Community Health Network Statement
In response to the DOJ complaint, Community Health Network issued this response:
Community Health Network is committed to upholding the highest regulatory and ethical standards in all our business practices, including physician compensation. We have cooperated fully with the government’s requests leading up to this point, and we are disappointed with their decision.
We believe that it is a waste of the government’s time and resources to pursue these meritless claims.
This lawsuit involves certain administrative issues that are completely unrelated to patient care. We are confident that we have complied with the laws and regulations that govern the way we operate our health network. We are committed to fighting these allegations which have no merit.
We are confident that we have complied with the law and regulations that govern the way we pay our physicians for the services they provide to our patients and to the communities we serve – services such as teaching, research, providing education to patients and developing protocols to enhance care delivery.
Community recognizes that physician compensation is very complex and highly regulated. Our physician compensation practices are a key part of our overall compliance efforts. We are confident that we operate in a legally compliant manner.

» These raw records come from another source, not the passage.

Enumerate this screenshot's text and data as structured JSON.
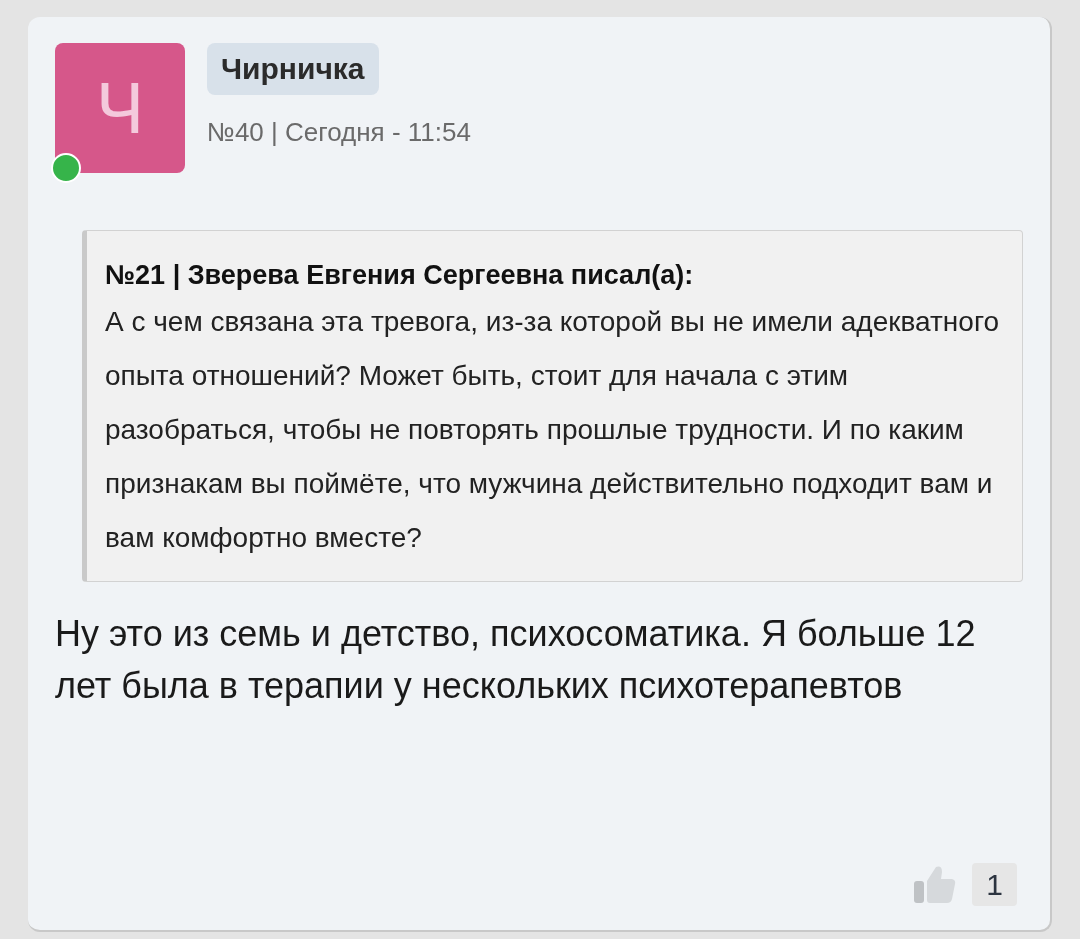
{
  "post": {
    "author": {
      "initial": "Ч",
      "name": "Чирничка",
      "online": true
    },
    "meta": "№40 | Сегодня - 11:54",
    "quote": {
      "header": "№21 | Зверева Евгения Сергеевна писал(а):",
      "text": "А с чем связана эта тревога, из-за которой вы не имели адекватного опыта отношений? Может быть, стоит для начала с этим разобраться, чтобы не повторять прошлые трудности. И по каким признакам вы поймёте, что мужчина действительно подходит вам и вам комфортно вместе?"
    },
    "body": "Ну это из семь и детство, психосоматика. Я больше 12 лет была в терапии у нескольких психотерапевтов",
    "likes": "1"
  }
}
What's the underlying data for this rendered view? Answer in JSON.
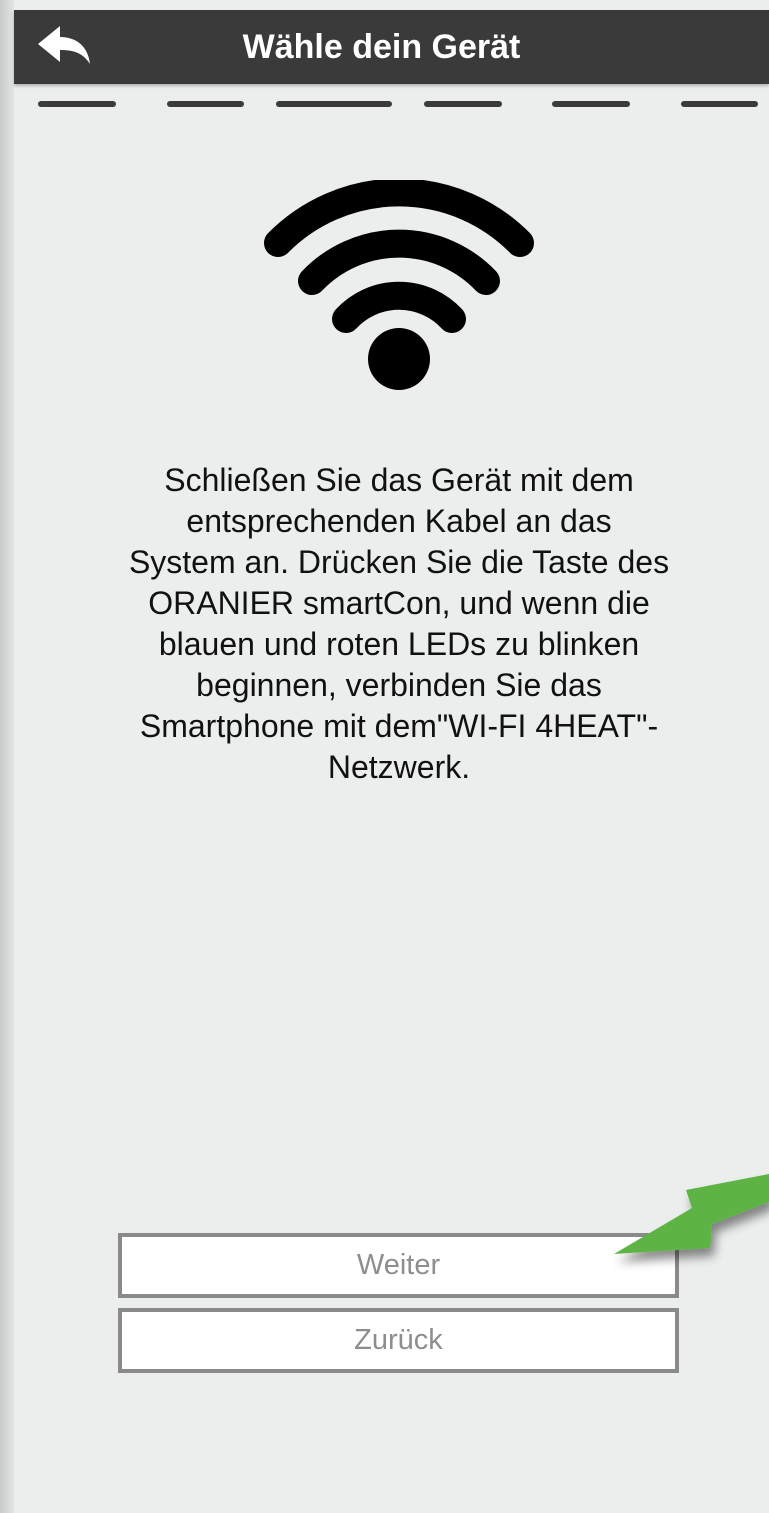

To ensure compliance, as is standard in the industry, Community uses a variety of resources including independent, third parties to evaluate physician compensation to ensure it is fair, as the law requires.
We are proud to provide our patients with convenient access to exceptional healthcare services, where and when they need them—in hospitals, health pavilions and doctor’s offices, as well as workplaces, schools, and homes.
This complaint also brings in accusations of abuse of the Stark Law. The law aims to curb Medicare and Medicaid spending by prohibiting physicians and hospitals from making referrals based on financial self-interest. The law is breached if providers pay doctors above a fair market value which usually is above the 75th percentile. According to the complaint, Community Health Network set salaries in the 90th percentile.